Without filtering, I found that ICP would often converge to the wrong solutions, fitting the object mesh model to other parts of the scene, such as matching the flat surface of the bottle to the plane of the table; furthermore, due to the large size of the scene point clouds, ICP would take a long time to run.
After basic cleaning of point clouds (removal of non-finite points), range-based filtering was applied to crop out points that were far away. Then, to filter out the large point cloud plane created by the table, RANSAC \cite{ransac} was used to find the dominant plane in the cloud, which was then removed. This combination of filtering resulted in almost all remaining points belonging to the object, improving the quality and speed of ICP clearly; see the right side of the figure below to see the refined pose compared to the actual objects.
After this pose refinement, I was able to achieve successful grasping with select items.
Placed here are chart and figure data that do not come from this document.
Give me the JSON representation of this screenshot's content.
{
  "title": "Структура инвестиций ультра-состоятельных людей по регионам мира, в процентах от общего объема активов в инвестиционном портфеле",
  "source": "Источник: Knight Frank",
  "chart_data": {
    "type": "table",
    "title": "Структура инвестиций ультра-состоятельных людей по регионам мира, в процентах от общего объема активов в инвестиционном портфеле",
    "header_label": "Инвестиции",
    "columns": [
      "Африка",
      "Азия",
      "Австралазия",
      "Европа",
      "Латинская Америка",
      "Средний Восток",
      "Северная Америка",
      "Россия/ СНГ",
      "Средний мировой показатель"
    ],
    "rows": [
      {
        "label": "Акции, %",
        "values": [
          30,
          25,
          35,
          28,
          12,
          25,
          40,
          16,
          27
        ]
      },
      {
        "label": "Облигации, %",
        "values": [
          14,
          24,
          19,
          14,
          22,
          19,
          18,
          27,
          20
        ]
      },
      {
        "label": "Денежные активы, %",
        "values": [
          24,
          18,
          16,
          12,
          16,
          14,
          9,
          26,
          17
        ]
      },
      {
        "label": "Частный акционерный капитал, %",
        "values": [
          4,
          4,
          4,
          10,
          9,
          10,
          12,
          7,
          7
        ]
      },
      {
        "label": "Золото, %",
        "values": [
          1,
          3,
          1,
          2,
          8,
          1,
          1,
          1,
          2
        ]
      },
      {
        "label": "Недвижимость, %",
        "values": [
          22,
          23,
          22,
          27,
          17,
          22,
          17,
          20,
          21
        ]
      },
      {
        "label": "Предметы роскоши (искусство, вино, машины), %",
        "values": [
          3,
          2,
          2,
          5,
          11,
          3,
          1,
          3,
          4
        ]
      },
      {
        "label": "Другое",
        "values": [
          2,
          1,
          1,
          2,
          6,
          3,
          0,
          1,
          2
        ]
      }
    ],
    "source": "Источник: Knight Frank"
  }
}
For this task, I set up the camera from a side angle instead of top-down in order to resemble the camera angles in the training set more closely. Despite this effort, this grasping pipeline was still extremely finicky; even in the successful grasp recorded in the video, the arm went through an extra twist to get to the target pose, which meant the target pose may have been upside down from the most optimal target pose. Another note is that I included the pre-grasp offset distance to avoid the gripper knocking over the object while approaching the pre-grasp pose.
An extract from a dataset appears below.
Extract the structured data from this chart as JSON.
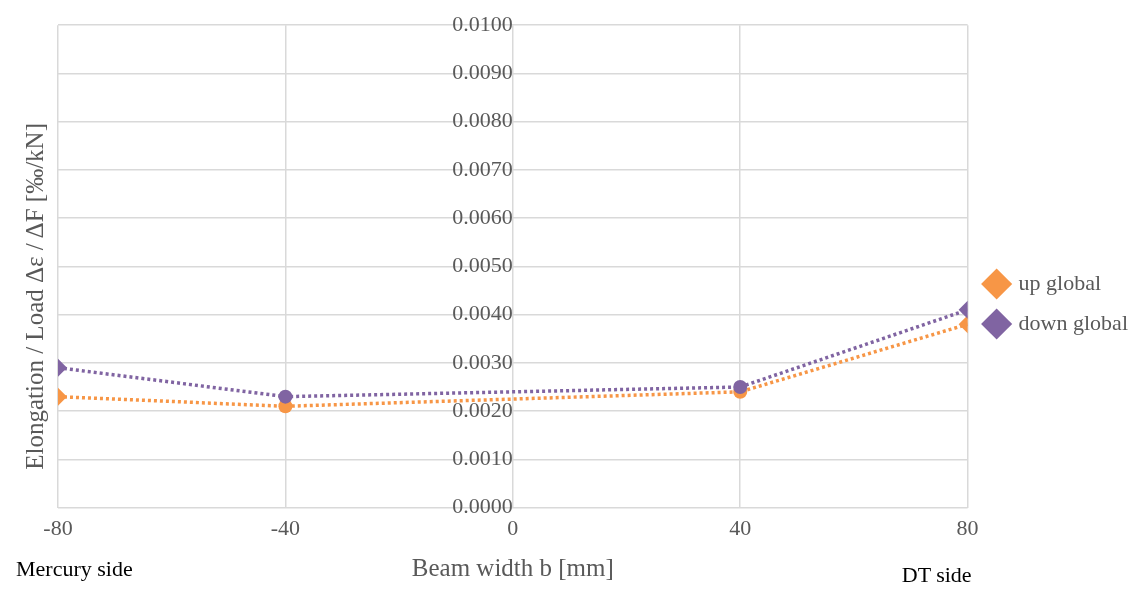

Learning-Based Grasp Detection
In this task, GGCNN (Generative Grasping Convolutional Neural Network) was trained in order to directly detect grasps. I also implemented GGCNN2, presented in the journal version of the paper, which achieved slightly better results.
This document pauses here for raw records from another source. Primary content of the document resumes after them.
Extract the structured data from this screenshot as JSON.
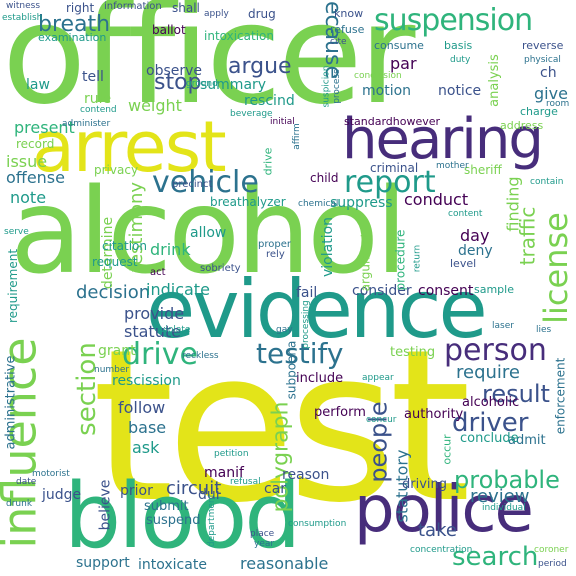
{
  "colors": {
    "yellow": "#e3e419",
    "lime": "#7ad151",
    "green": "#2fb47c",
    "teal": "#1f9a8a",
    "blue": "#2c728e",
    "indigo": "#3b528b",
    "purple": "#472d7b",
    "dark": "#440154"
  },
  "words": [
    {
      "text": "officer",
      "color": "lime"
    },
    {
      "text": "test",
      "color": "yellow"
    },
    {
      "text": "alcohol",
      "color": "lime"
    },
    {
      "text": "evidence",
      "color": "teal"
    },
    {
      "text": "blood",
      "color": "green"
    },
    {
      "text": "arrest",
      "color": "yellow"
    },
    {
      "text": "police",
      "color": "purple"
    },
    {
      "text": "hearing",
      "color": "purple"
    },
    {
      "text": "suspension",
      "color": "green"
    },
    {
      "text": "influence",
      "color": "lime"
    },
    {
      "text": "person",
      "color": "purple"
    },
    {
      "text": "testify",
      "color": "blue"
    },
    {
      "text": "drive",
      "color": "green"
    },
    {
      "text": "vehicle",
      "color": "blue"
    },
    {
      "text": "report",
      "color": "teal"
    },
    {
      "text": "license",
      "color": "lime"
    },
    {
      "text": "driver",
      "color": "indigo"
    },
    {
      "text": "result",
      "color": "indigo"
    },
    {
      "text": "section",
      "color": "lime"
    },
    {
      "text": "search",
      "color": "green"
    },
    {
      "text": "breath",
      "color": "blue"
    },
    {
      "text": "argue",
      "color": "indigo"
    },
    {
      "text": "stop",
      "color": "indigo"
    },
    {
      "text": "probable",
      "color": "green"
    },
    {
      "text": "people",
      "color": "indigo"
    },
    {
      "text": "polygraph",
      "color": "lime"
    },
    {
      "text": "because",
      "color": "blue"
    },
    {
      "text": "decision",
      "color": "blue"
    },
    {
      "text": "circuit",
      "color": "indigo"
    },
    {
      "text": "require",
      "color": "blue"
    },
    {
      "text": "testimony",
      "color": "lime"
    },
    {
      "text": "traffic",
      "color": "lime"
    },
    {
      "text": "finding",
      "color": "lime"
    },
    {
      "text": "statutory",
      "color": "blue"
    },
    {
      "text": "reasonable",
      "color": "blue"
    },
    {
      "text": "intoxicate",
      "color": "blue"
    },
    {
      "text": "present",
      "color": "green"
    },
    {
      "text": "issue",
      "color": "lime"
    },
    {
      "text": "offense",
      "color": "blue"
    },
    {
      "text": "note",
      "color": "teal"
    },
    {
      "text": "weight",
      "color": "lime"
    },
    {
      "text": "determine",
      "color": "lime"
    },
    {
      "text": "indicate",
      "color": "teal"
    },
    {
      "text": "provide",
      "color": "indigo"
    },
    {
      "text": "statute",
      "color": "indigo"
    },
    {
      "text": "follow",
      "color": "indigo"
    },
    {
      "text": "base",
      "color": "blue"
    },
    {
      "text": "ask",
      "color": "teal"
    },
    {
      "text": "review",
      "color": "blue"
    },
    {
      "text": "take",
      "color": "indigo"
    },
    {
      "text": "believe",
      "color": "indigo"
    },
    {
      "text": "consider",
      "color": "indigo"
    },
    {
      "text": "consent",
      "color": "dark"
    },
    {
      "text": "conduct",
      "color": "dark"
    },
    {
      "text": "drink",
      "color": "green"
    },
    {
      "text": "allow",
      "color": "teal"
    },
    {
      "text": "summary",
      "color": "teal"
    },
    {
      "text": "rescind",
      "color": "teal"
    },
    {
      "text": "observe",
      "color": "indigo"
    },
    {
      "text": "suppress",
      "color": "teal"
    },
    {
      "text": "day",
      "color": "dark"
    },
    {
      "text": "deny",
      "color": "blue"
    },
    {
      "text": "give",
      "color": "blue"
    },
    {
      "text": "notice",
      "color": "indigo"
    },
    {
      "text": "motion",
      "color": "blue"
    },
    {
      "text": "par",
      "color": "dark"
    },
    {
      "text": "law",
      "color": "teal"
    },
    {
      "text": "tell",
      "color": "indigo"
    },
    {
      "text": "rule",
      "color": "lime"
    },
    {
      "text": "analysis",
      "color": "lime"
    },
    {
      "text": "grant",
      "color": "lime"
    },
    {
      "text": "drive",
      "color": "green"
    },
    {
      "text": "dui",
      "color": "indigo"
    },
    {
      "text": "car",
      "color": "indigo"
    },
    {
      "text": "manif",
      "color": "dark"
    },
    {
      "text": "reason",
      "color": "indigo"
    },
    {
      "text": "judge",
      "color": "indigo"
    },
    {
      "text": "prior",
      "color": "indigo"
    },
    {
      "text": "submit",
      "color": "blue"
    },
    {
      "text": "suspend",
      "color": "blue"
    },
    {
      "text": "support",
      "color": "blue"
    },
    {
      "text": "fail",
      "color": "indigo"
    },
    {
      "text": "violation",
      "color": "teal"
    },
    {
      "text": "rescission",
      "color": "teal"
    },
    {
      "text": "perform",
      "color": "dark"
    },
    {
      "text": "include",
      "color": "dark"
    },
    {
      "text": "authority",
      "color": "dark"
    },
    {
      "text": "alcoholic",
      "color": "dark"
    },
    {
      "text": "admit",
      "color": "blue"
    },
    {
      "text": "conclude",
      "color": "teal"
    },
    {
      "text": "testing",
      "color": "lime"
    },
    {
      "text": "driving",
      "color": "indigo"
    },
    {
      "text": "administrative",
      "color": "blue"
    },
    {
      "text": "requirement",
      "color": "teal"
    },
    {
      "text": "enforcement",
      "color": "blue"
    },
    {
      "text": "subpoena",
      "color": "blue"
    },
    {
      "text": "procedure",
      "color": "green"
    },
    {
      "text": "argument",
      "color": "lime"
    },
    {
      "text": "breathalyzer",
      "color": "teal"
    },
    {
      "text": "criminal",
      "color": "indigo"
    },
    {
      "text": "child",
      "color": "dark"
    },
    {
      "text": "privacy",
      "color": "lime"
    },
    {
      "text": "citation",
      "color": "teal"
    },
    {
      "text": "request",
      "color": "teal"
    },
    {
      "text": "sheriff",
      "color": "lime"
    },
    {
      "text": "record",
      "color": "lime"
    },
    {
      "text": "ballot",
      "color": "dark"
    },
    {
      "text": "intoxication",
      "color": "green"
    },
    {
      "text": "drug",
      "color": "indigo"
    },
    {
      "text": "shall",
      "color": "indigo"
    },
    {
      "text": "right",
      "color": "indigo"
    },
    {
      "text": "examination",
      "color": "teal"
    },
    {
      "text": "consume",
      "color": "blue"
    },
    {
      "text": "refuse",
      "color": "blue"
    },
    {
      "text": "know",
      "color": "indigo"
    },
    {
      "text": "basis",
      "color": "teal"
    },
    {
      "text": "reverse",
      "color": "indigo"
    },
    {
      "text": "charge",
      "color": "teal"
    },
    {
      "text": "address",
      "color": "lime"
    },
    {
      "text": "standardhowever",
      "color": "dark"
    },
    {
      "text": "level",
      "color": "indigo"
    },
    {
      "text": "sample",
      "color": "teal"
    },
    {
      "text": "occur",
      "color": "green"
    },
    {
      "text": "precinct",
      "color": "indigo"
    },
    {
      "text": "sobriety",
      "color": "indigo"
    },
    {
      "text": "act",
      "color": "dark"
    },
    {
      "text": "rely",
      "color": "indigo"
    },
    {
      "text": "proper",
      "color": "blue"
    },
    {
      "text": "information",
      "color": "indigo"
    },
    {
      "text": "apply",
      "color": "indigo"
    },
    {
      "text": "ground",
      "color": "teal"
    },
    {
      "text": "beverage",
      "color": "teal"
    },
    {
      "text": "initial",
      "color": "dark"
    },
    {
      "text": "suspicion",
      "color": "teal"
    },
    {
      "text": "process",
      "color": "blue"
    },
    {
      "text": "conclusion",
      "color": "lime"
    },
    {
      "text": "duty",
      "color": "teal"
    },
    {
      "text": "physical",
      "color": "blue"
    },
    {
      "text": "room",
      "color": "blue"
    },
    {
      "text": "contain",
      "color": "teal"
    },
    {
      "text": "content",
      "color": "teal"
    },
    {
      "text": "concentration",
      "color": "teal"
    },
    {
      "text": "coroner",
      "color": "lime"
    },
    {
      "text": "period",
      "color": "indigo"
    },
    {
      "text": "individual",
      "color": "teal"
    },
    {
      "text": "motorist",
      "color": "blue"
    },
    {
      "text": "date",
      "color": "indigo"
    },
    {
      "text": "drunk",
      "color": "blue"
    },
    {
      "text": "department",
      "color": "teal"
    },
    {
      "text": "place",
      "color": "indigo"
    },
    {
      "text": "year",
      "color": "blue"
    },
    {
      "text": "consumption",
      "color": "teal"
    },
    {
      "text": "petition",
      "color": "teal"
    },
    {
      "text": "refusal",
      "color": "teal"
    },
    {
      "text": "number",
      "color": "blue"
    },
    {
      "text": "reckless",
      "color": "blue"
    },
    {
      "text": "violate",
      "color": "teal"
    },
    {
      "text": "processing",
      "color": "teal"
    },
    {
      "text": "return",
      "color": "teal"
    },
    {
      "text": "laser",
      "color": "blue"
    },
    {
      "text": "lies",
      "color": "blue"
    },
    {
      "text": "concur",
      "color": "teal"
    },
    {
      "text": "appear",
      "color": "teal"
    },
    {
      "text": "affirm",
      "color": "blue"
    },
    {
      "text": "administer",
      "color": "blue"
    },
    {
      "text": "contend",
      "color": "teal"
    },
    {
      "text": "serve",
      "color": "teal"
    },
    {
      "text": "witness",
      "color": "indigo"
    },
    {
      "text": "establish",
      "color": "teal"
    },
    {
      "text": "chemical",
      "color": "blue"
    },
    {
      "text": "mother",
      "color": "blue"
    },
    {
      "text": "ch",
      "color": "indigo"
    },
    {
      "text": "gay",
      "color": "blue"
    },
    {
      "text": "cite",
      "color": "indigo"
    }
  ]
}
GG-CNN/GG-CNN2 Model Implementation and Training
The GG-CNN model uses an encoder-decoder structure with 3 convolutional layers for encoding and 3 transposed convolutional layers for decoding. On the other hand, GG-CNN2 uses 4 convolutional layers for encoding, dilated convolutions to capture larger receptive fields, and bilinear upsampling instead of transposed convolutions. Both output three predictions: position, orientation (angle of gripper approach represented using cosine and sine components), and width.
Training for these models was much more successful and straightforward than PoseCNN, achieving decent results in a short time. GG-CNN2 performed slightly better across the board and the two models took almost the same amount of time to train. Loss curves for GG-CNN and GG-CNN2 training are shown in the figures below.
GG-CNN2 Model Deployment
To maximize the chancces of success during deployment, I used the model with the highest IoU (GG-CNN2 model, epoch 33, with IoU = 0.77). I tried to emulate the camera angle of the images in the training set as closely as possible. It took a little bit of extra work to integrate the GraspDetectorNN class with the existig grasp_object script, as this was not provided in the boilerplate.
I tried grasping various objects founda round the lab using the trained network, with varying success.
- Tape roll: 1/10. The model performed quite poorly in this case; this is likely because objects like tape rolls a hole in the middle were not in the training set (at the very least, I didn’t see any while skimming through the images).
- Squash ball: 6/10. This is likely due to the presence of other small round objects in the training data (some sort of fruit?). Since the object is spherical, it may also be more resistant to changes in position as it looks about the same from all angles.
- Remote control: 8/10. There were lots of examples of remote controls and similar objects in the training set, resulting in a high success rate. An example of a successful remote control grasp is shown in the video.